# Finite simple group with prime index subgroup

## Homework Statement

If G is a finite simple group and
H is a subgroup of prime index p
Then
1. p is the largest prime divisor of $$\left|G\right|$$ (the order of G)
2. p2 doesnt divide $$\left|G\right|$$

I think I have this proved, but want to confirm my reasoning is sound.
this problem is from intro to group theory by rose. it is problem 192 on p 75 in the chapter on group actions on sets, including embedding finite groups in symmetric groups.

## Homework Equations

related theorem: if H is of finite index in G, then G/HG, where HG is the largest normal subgroup of G contained in H, (that is the core of H in G) can be embedded in the symmetric group on $$\left|G: H \right|$$ objects.

## The Attempt at a Solution

the core must be = 1 or G since G is simple (yes?).
and it cant be G since G isnt contained in H.
..
the theorem above implies, since HG is going to be 1 , that G/HG = G can be embedded in S$$\left|G: H \right|$$, which has order p!.

from here I think I am supposed to assume that there is a prime q that divides G. but then it would divide p!, and that means it would have to be less that p.
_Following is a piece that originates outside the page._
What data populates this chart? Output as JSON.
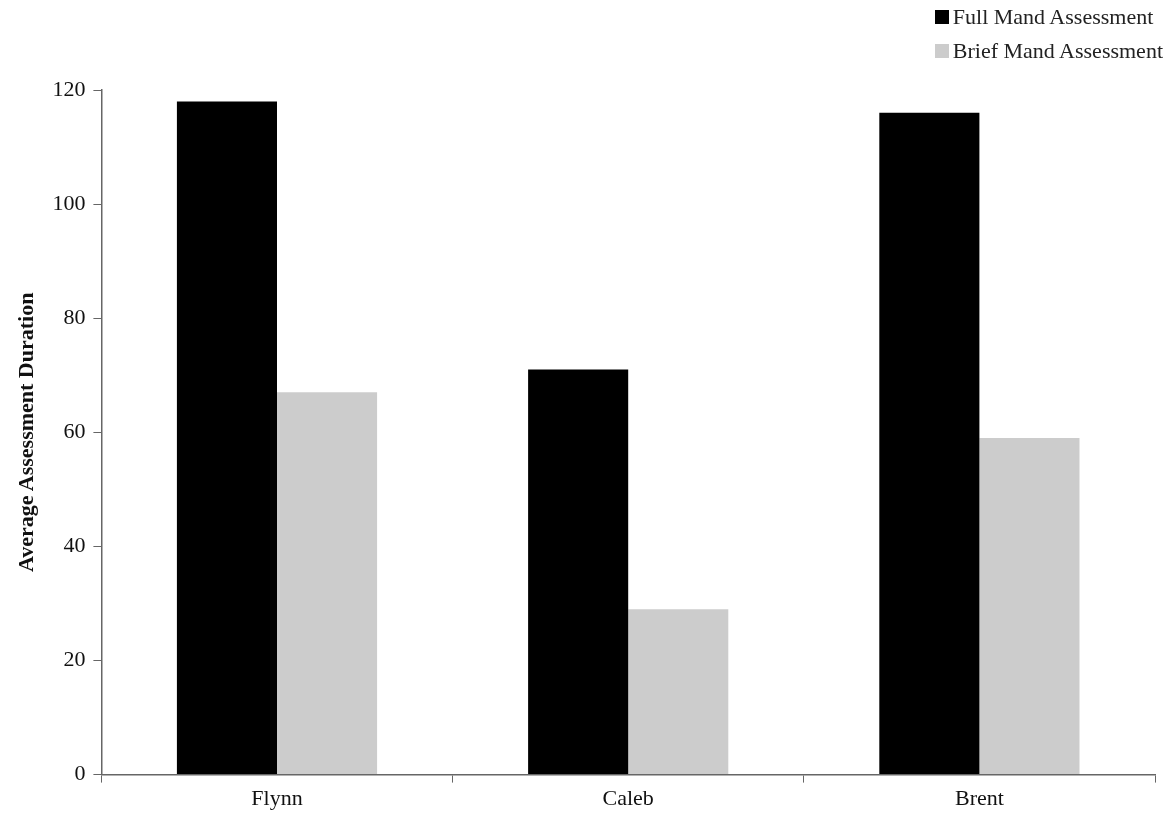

I believe this implies conclusion 1. Yes???
As to part 2, ...
Since the core is normal, the subgroup isomorphism theorem (I think) gives
$$\left|G/ H_{G}\right|= \left[G \right] \left[H _{G}\right] = p \left[H _{G}\right]$$
therefore, since the core is trivial.
$$\left|G\right|= p \left[H\right]$$
now the order of G has to be less that p!
so the order of H has to less that p-1!, which means that p cant divide it, so p2 cant divide G.

Did I get it, or have I fooled myself?

Related Calculus and Beyond Homework Help News on Phys.org
For part 2, you are thinking too hard. If $$p$$ is prime, and you know that $$|G|$$ divides $$p!$$, can $$p^2$$ divide $$|G|$$?

duh! Thinking too hard is what I do. I think.

(I was fooled because I was following copying the steps of a related proof on the same page...)

otherwise proof ok?